E a lungo, a lungo, fin quando il convoglio non si fermò per fare una sosta, corsero vicini, dilatando le narici, e l’odore del mulo e l’odore del cavallo che tiravano lo stesso carro si mescolarono in un solo odore.
Ma quando il convoglio si fermò, e il conducente li staccò, e loro insieme mangiarono e bevvero l’acqua dallo stesso secchiello, il cavallo si avvicinò al mulo e appoggiò la testa sul suo collo.

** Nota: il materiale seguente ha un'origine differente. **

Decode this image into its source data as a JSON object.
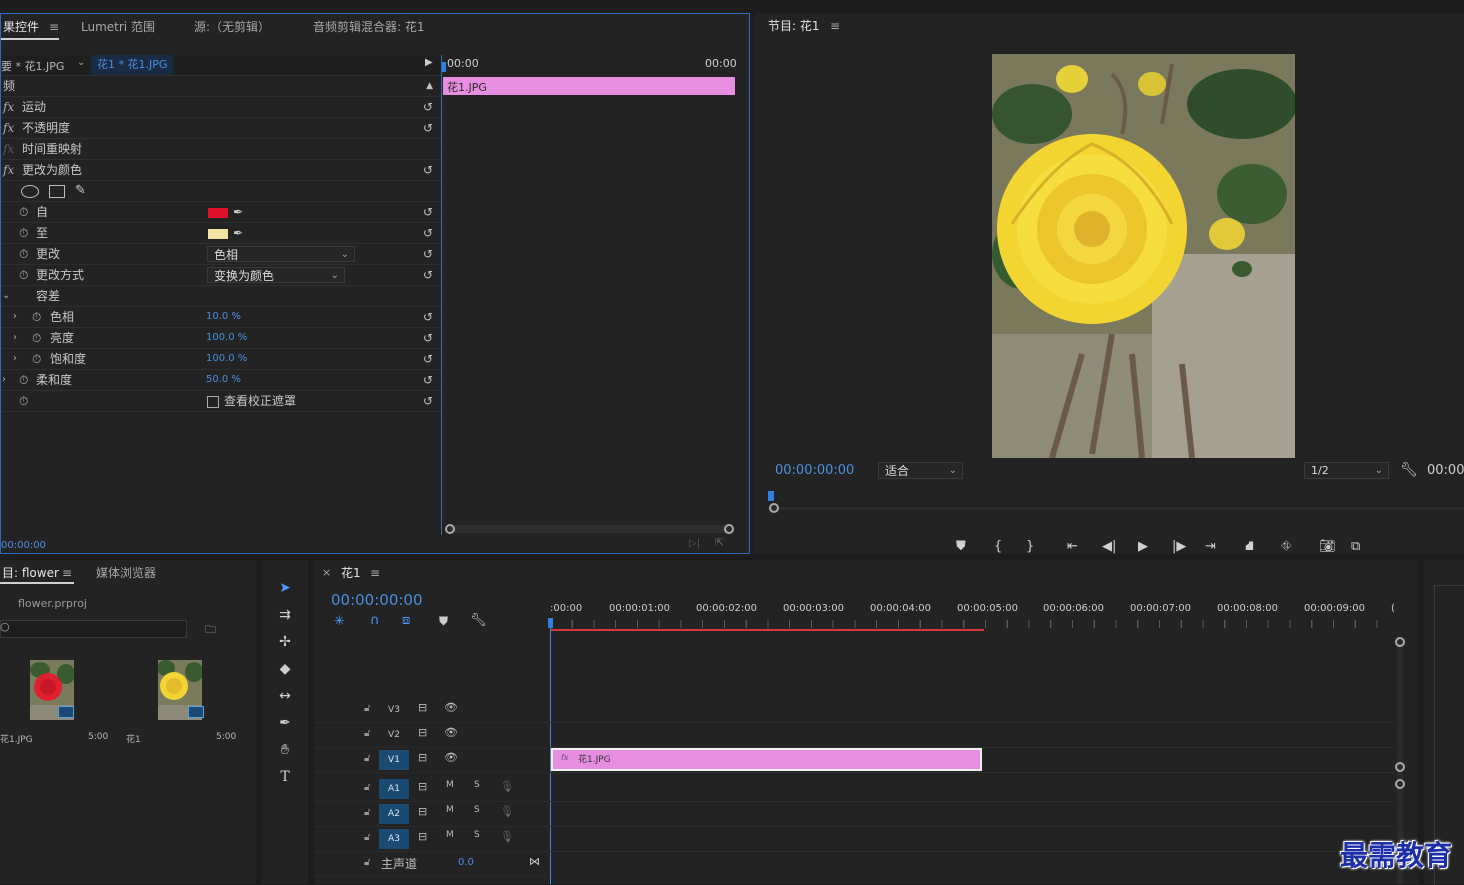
{
  "effect_controls": {
    "tabs": [
      "果控件",
      "Lumetri 范围",
      "源:（无剪辑）",
      "音频剪辑混合器: 花1"
    ],
    "menu_icon": "≡",
    "source_label": "要 * 花1.JPG",
    "clip_label": "花1 * 花1.JPG",
    "video_header": "频",
    "effects": [
      "运动",
      "不透明度",
      "时间重映射",
      "更改为颜色"
    ],
    "props": {
      "from": "自",
      "to": "至",
      "change": "更改",
      "change_by": "更改方式",
      "tolerance": "容差",
      "hue": "色相",
      "lightness": "亮度",
      "saturation": "饱和度",
      "softness": "柔和度"
    },
    "values": {
      "change_dd": "色相",
      "change_by_dd": "变换为颜色",
      "hue": "10.0 %",
      "lightness": "100.0 %",
      "saturation": "100.0 %",
      "softness": "50.0 %",
      "mask_checkbox": "查看校正遮罩"
    },
    "colors": {
      "from": "#e0102c",
      "to": "#f3e3a3",
      "clip": "#e88ee0"
    },
    "timeline": {
      "start": "00:00",
      "end": "00:00",
      "clip_name": "花1.JPG"
    },
    "timecode": "00:00:00"
  },
  "program": {
    "title": "节目: 花1",
    "timecode": "00:00:00:00",
    "fit": "适合",
    "resolution": "1/2",
    "timecode_right": "00:00"
  },
  "project": {
    "tabs": [
      "目: flower",
      "媒体浏览器"
    ],
    "file": "flower.prproj",
    "items": [
      {
        "name": "花1.JPG",
        "duration": "5:00"
      },
      {
        "name": "花1",
        "duration": "5:00"
      }
    ]
  },
  "timeline": {
    "close": "×",
    "tab": "花1",
    "timecode": "00:00:00:00",
    "ruler": [
      ":00:00",
      "00:00:01:00",
      "00:00:02:00",
      "00:00:03:00",
      "00:00:04:00",
      "00:00:05:00",
      "00:00:06:00",
      "00:00:07:00",
      "00:00:08:00",
      "00:00:09:00",
      "("
    ],
    "tracks": [
      "V3",
      "V2",
      "V1",
      "A1",
      "A2",
      "A3"
    ],
    "track_m": "M",
    "track_s": "S",
    "master": "主声道",
    "master_value": "0.0",
    "clip_fx": "fx",
    "clip_name": "花1.JPG"
  },
  "watermark": "最需教育"
}
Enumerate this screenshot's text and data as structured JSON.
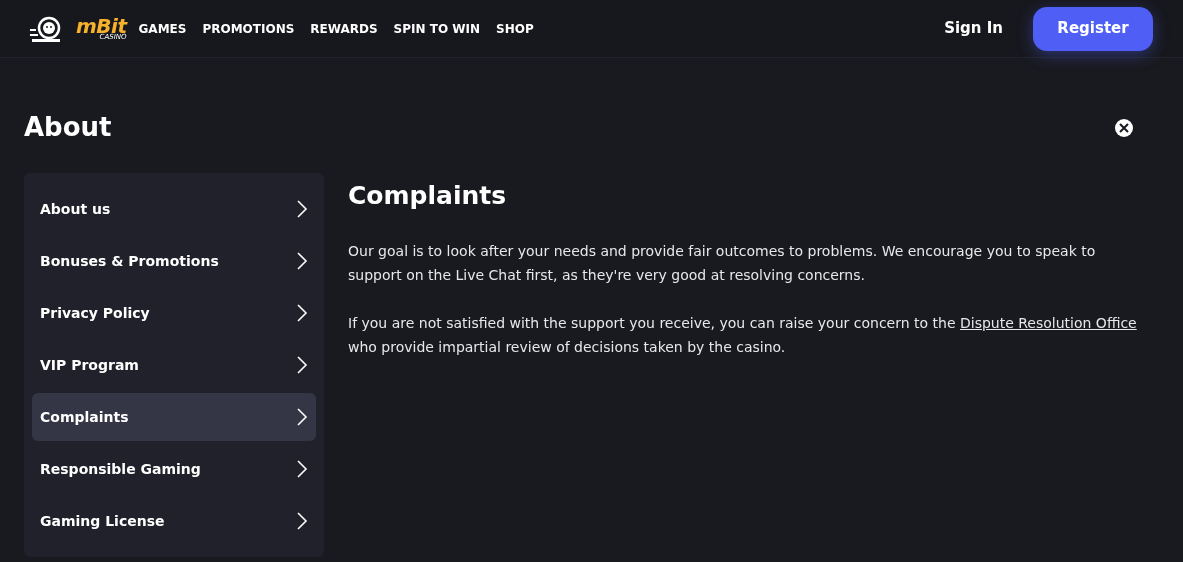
{
  "header": {
    "logo": {
      "brand": "mBit",
      "tagline": "CASINO"
    },
    "nav": [
      "GAMES",
      "PROMOTIONS",
      "REWARDS",
      "SPIN TO WIN",
      "SHOP"
    ],
    "sign_in": "Sign In",
    "register": "Register"
  },
  "page": {
    "title": "About"
  },
  "sidebar": {
    "items": [
      {
        "label": "About us",
        "selected": false
      },
      {
        "label": "Bonuses & Promotions",
        "selected": false
      },
      {
        "label": "Privacy Policy",
        "selected": false
      },
      {
        "label": "VIP Program",
        "selected": false
      },
      {
        "label": "Complaints",
        "selected": true
      },
      {
        "label": "Responsible Gaming",
        "selected": false
      },
      {
        "label": "Gaming License",
        "selected": false
      }
    ]
  },
  "content": {
    "heading": "Complaints",
    "paragraphs": [
      {
        "text": "Our goal is to look after your needs and provide fair outcomes to problems. We encourage you to speak to support on the Live Chat first, as they're very good at resolving concerns."
      },
      {
        "text": "If you are not satisfied with the support you receive, you can raise your concern to the",
        "link": "Dispute Resolution Office",
        "after": "who provide impartial review of decisions taken by the casino."
      }
    ]
  }
}
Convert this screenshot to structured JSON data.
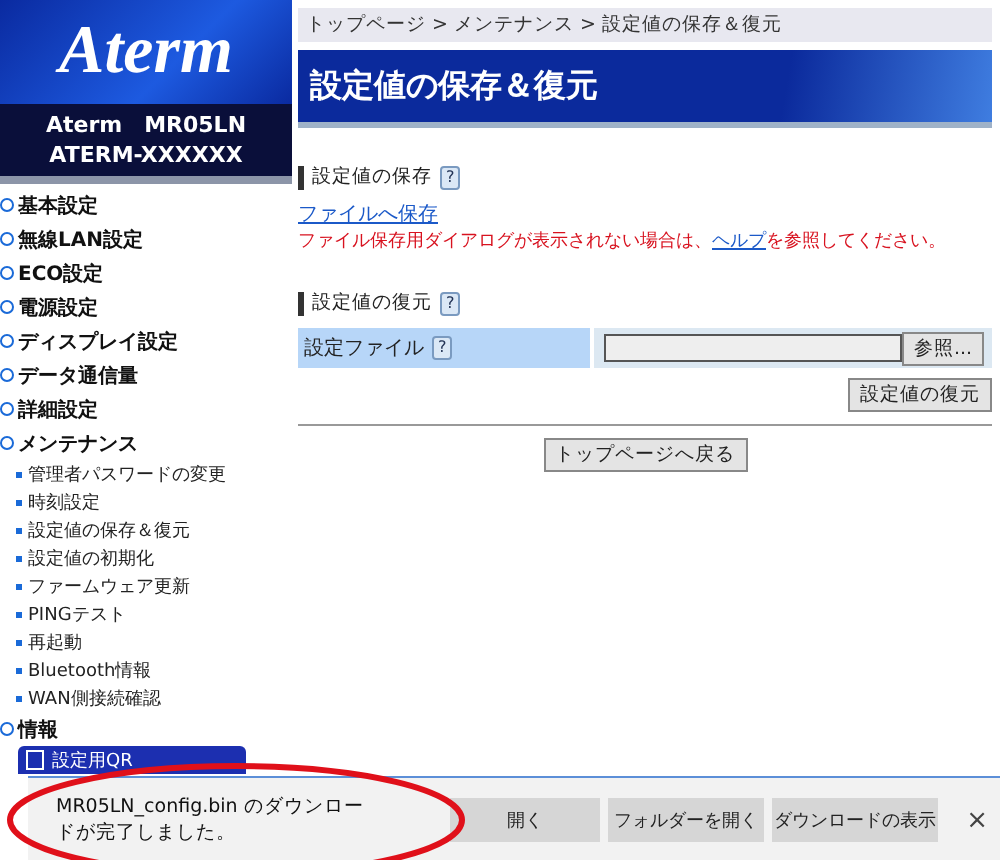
{
  "sidebar": {
    "logo": "Aterm",
    "model": [
      "Aterm　MR05LN",
      "ATERM-XXXXXX"
    ],
    "menu": [
      {
        "label": "基本設定"
      },
      {
        "label": "無線LAN設定"
      },
      {
        "label": "ECO設定"
      },
      {
        "label": "電源設定"
      },
      {
        "label": "ディスプレイ設定"
      },
      {
        "label": "データ通信量"
      },
      {
        "label": "詳細設定"
      },
      {
        "label": "メンテナンス",
        "children": [
          {
            "label": "管理者パスワードの変更"
          },
          {
            "label": "時刻設定"
          },
          {
            "label": "設定値の保存＆復元"
          },
          {
            "label": "設定値の初期化"
          },
          {
            "label": "ファームウェア更新"
          },
          {
            "label": "PINGテスト"
          },
          {
            "label": "再起動"
          },
          {
            "label": "Bluetooth情報"
          },
          {
            "label": "WAN側接続確認"
          }
        ]
      },
      {
        "label": "情報"
      }
    ],
    "qr_button": "設定用QR"
  },
  "main": {
    "breadcrumb": "トップページ > メンテナンス > 設定値の保存＆復元",
    "title": "設定値の保存＆復元",
    "save_section": {
      "heading": "設定値の保存",
      "help": "?",
      "link": "ファイルへ保存",
      "note_before": "ファイル保存用ダイアログが表示されない場合は、",
      "note_link": "ヘルプ",
      "note_after": "を参照してください。"
    },
    "restore_section": {
      "heading": "設定値の復元",
      "help": "?",
      "field_label": "設定ファイル",
      "field_help": "?",
      "browse_button": "参照...",
      "restore_button": "設定値の復元"
    },
    "back_button": "トップページへ戻る"
  },
  "download_bar": {
    "message": "MR05LN_config.bin のダウンロードが完了しました。",
    "buttons": [
      "開く",
      "フォルダーを開く",
      "ダウンロードの表示"
    ],
    "close": "×"
  }
}
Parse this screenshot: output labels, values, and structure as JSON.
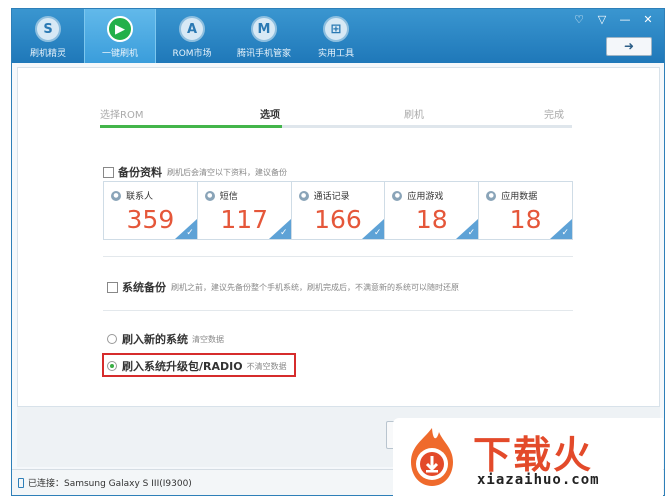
{
  "nav": {
    "items": [
      {
        "label": "刷机精灵",
        "icon": "S"
      },
      {
        "label": "一键刷机",
        "icon": "▶"
      },
      {
        "label": "ROM市场",
        "icon": "A"
      },
      {
        "label": "腾讯手机管家",
        "icon": "M"
      },
      {
        "label": "实用工具",
        "icon": "⊞"
      }
    ],
    "active_index": 1
  },
  "window_controls": {
    "feedback": "♡",
    "menu": "▽",
    "minimize": "—",
    "close": "✕"
  },
  "back_button": {
    "label": "➜"
  },
  "steps": {
    "labels": [
      "选择ROM",
      "选项",
      "刷机",
      "完成"
    ],
    "current_index": 1
  },
  "backup": {
    "title": "备份资料",
    "hint": "刷机后会清空以下资料，建议备份",
    "stats": [
      {
        "label": "联系人",
        "value": "359",
        "icon": "user-icon"
      },
      {
        "label": "短信",
        "value": "117",
        "icon": "message-icon"
      },
      {
        "label": "通话记录",
        "value": "166",
        "icon": "phone-icon"
      },
      {
        "label": "应用游戏",
        "value": "18",
        "icon": "app-icon"
      },
      {
        "label": "应用数据",
        "value": "18",
        "icon": "pie-icon"
      }
    ]
  },
  "system_backup": {
    "title": "系统备份",
    "hint": "刷机之前，建议先备份整个手机系统，刷机完成后，不满意新的系统可以随时还原"
  },
  "options": [
    {
      "label": "刷入新的系统",
      "hint": "清空数据",
      "selected": false
    },
    {
      "label": "刷入系统升级包/RADIO",
      "hint": "不清空数据",
      "selected": true
    }
  ],
  "status": {
    "connection": "已连接：Samsung Galaxy S III(I9300)"
  },
  "watermark": {
    "title": "下载火",
    "url": "xiazaihuo.com"
  },
  "colors": {
    "accent": "#1f78b9",
    "active_green": "#43b54a",
    "stat_value": "#e5573a",
    "highlight": "#d62c2c",
    "watermark": "#e34a2a"
  }
}
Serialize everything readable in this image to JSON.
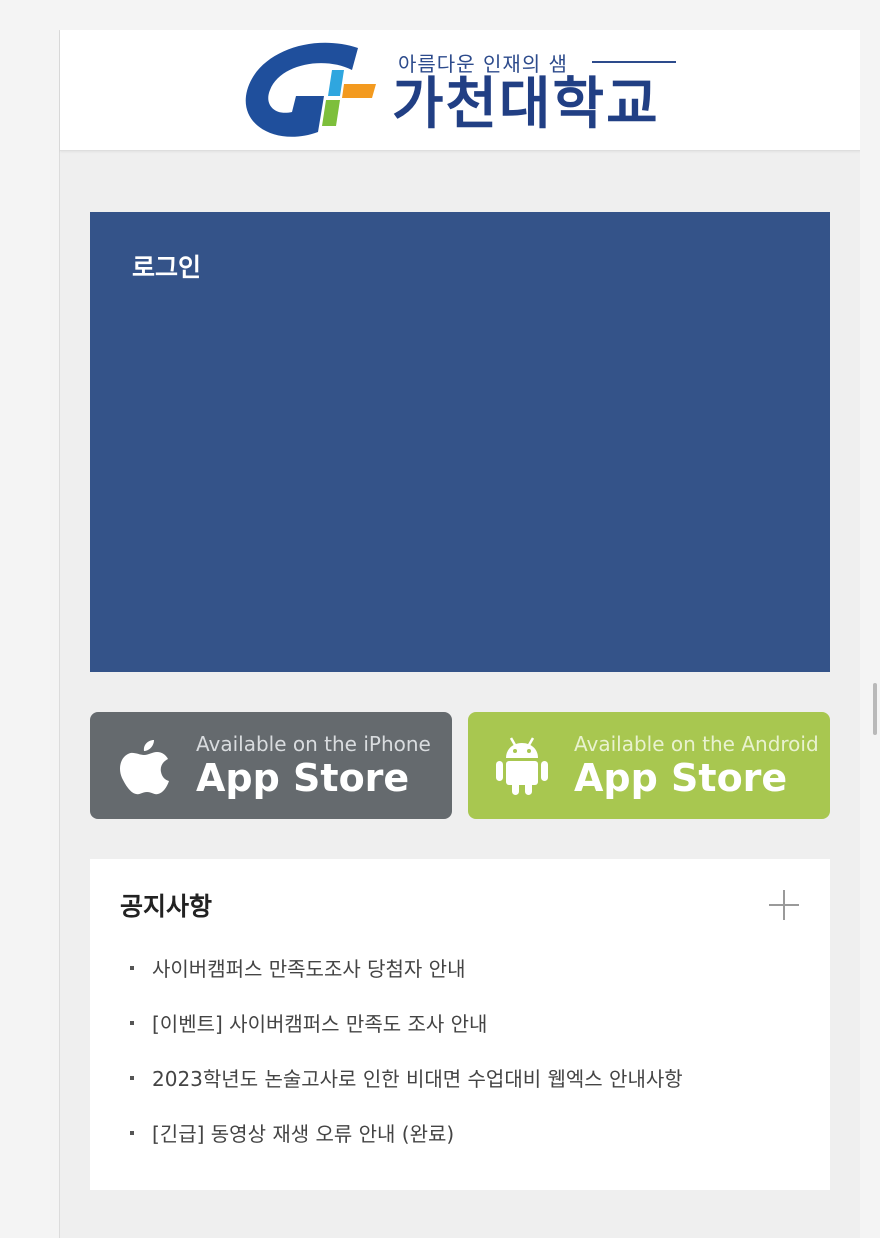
{
  "header": {
    "logo_tagline": "아름다운 인재의 샘",
    "logo_name": "가천대학교",
    "logo_colors": [
      "#1f4f9c",
      "#2fa6df",
      "#f39a1f",
      "#7dbf3b"
    ]
  },
  "login": {
    "title": "로그인",
    "background": "#345389"
  },
  "app_stores": [
    {
      "subtitle": "Available on the iPhone",
      "label": "App Store",
      "icon": "apple-icon",
      "color": "#656a6e"
    },
    {
      "subtitle": "Available on the Android",
      "label": "App Store",
      "icon": "android-icon",
      "color": "#a8c750"
    }
  ],
  "notice": {
    "title": "공지사항",
    "more_icon": "plus-icon",
    "items": [
      "사이버캠퍼스 만족도조사 당첨자 안내",
      "[이벤트] 사이버캠퍼스 만족도 조사 안내",
      "2023학년도 논술고사로 인한 비대면 수업대비 웹엑스 안내사항",
      "[긴급] 동영상 재생 오류 안내 (완료)"
    ]
  }
}
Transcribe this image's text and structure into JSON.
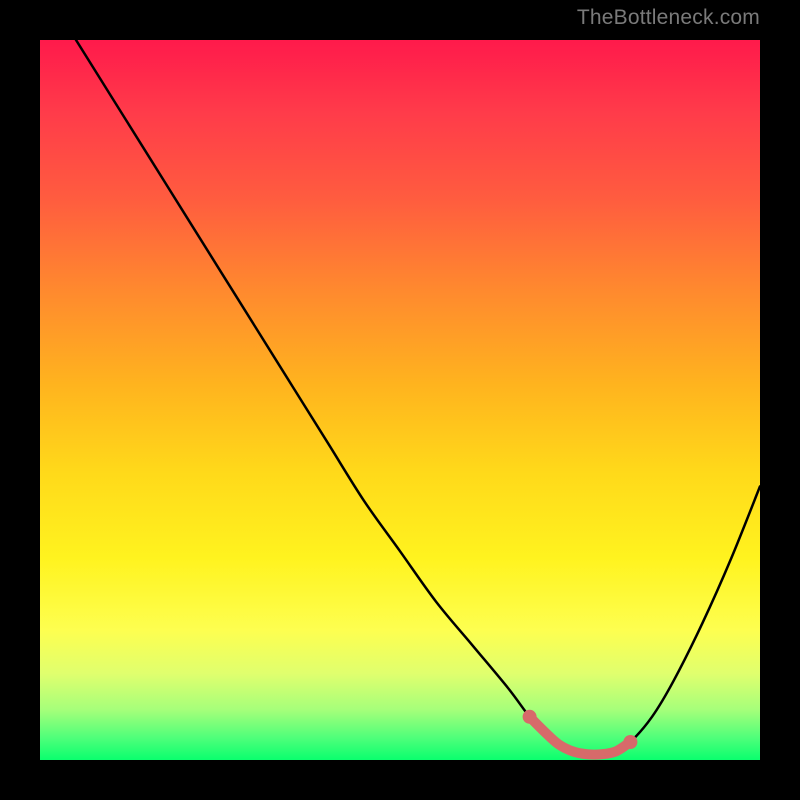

Le sue morbide labbra mobili gli sfiorarono le orecchie, e Giù guardò fiduciosamente con i suoi occhi malinconici il cavallo colcosiano, e il respiro di quello si mescolò con il respiro tiepido e buono di lui.
In questo gentile calore si risvegliò ciò che si era addormentato, resuscitò ciò che era morto da tempo – il dolce latte materno amato da puledro, il primo filo d’erba della vita, la crudele pietra rossa delle strade montane dell’Abissinia, la canicola nei vigneti, le notti di luna nei boschetti di aranci, il terribile superlavoro, che sembrava averlo del tutto annientato con il suo peso indifferente, ma che a ben vedere, ad annientarlo, non c’era riuscito davvero fino in fondo.
Attraverso il tepore del respiro, la stanchezza degli occhi, la vita del mulo e il destino del cavallo di Vologda semplicemente si comunicarono dall’uno all’altro, e c’era qualche strano incanto in queste creature che se ne stavano una vicina all’altra, fiduciose e carezzevoli, in mezzo alla pianura di guerra sotto il grigio cielo invernale.
– Ma l’asino, il mulo qui, si è adattato al russo! – scoppiò a ridere un conducente.
– No, guarda, piangono tutti e due. – disse un altro.
Ed era vero, piangevano.

1961 – 1962

Fonte: http://quattrocentoquattro.com

Nota del 13/05/11 – Ieri abbiamo presentato questo testo come inedito, ci hanno però segnalato che il racconto di Grossman è stato pubblicato appena dieci giorni fa nella raccolta Il bene sia con voi! per Adelphi, con la traduzione di Claudia Zonghetti. Non ne eravamo a conoscenza. La nostra traduttrice ha lavorato indipendentemente sul testo originale, giungendo all’esito che vi presentiamo. Anche se con qualche rammarico per la perdita del carattere inedito, siamo comunque contenti che un racconto di tale livello possa avere l’adeguata diffusione.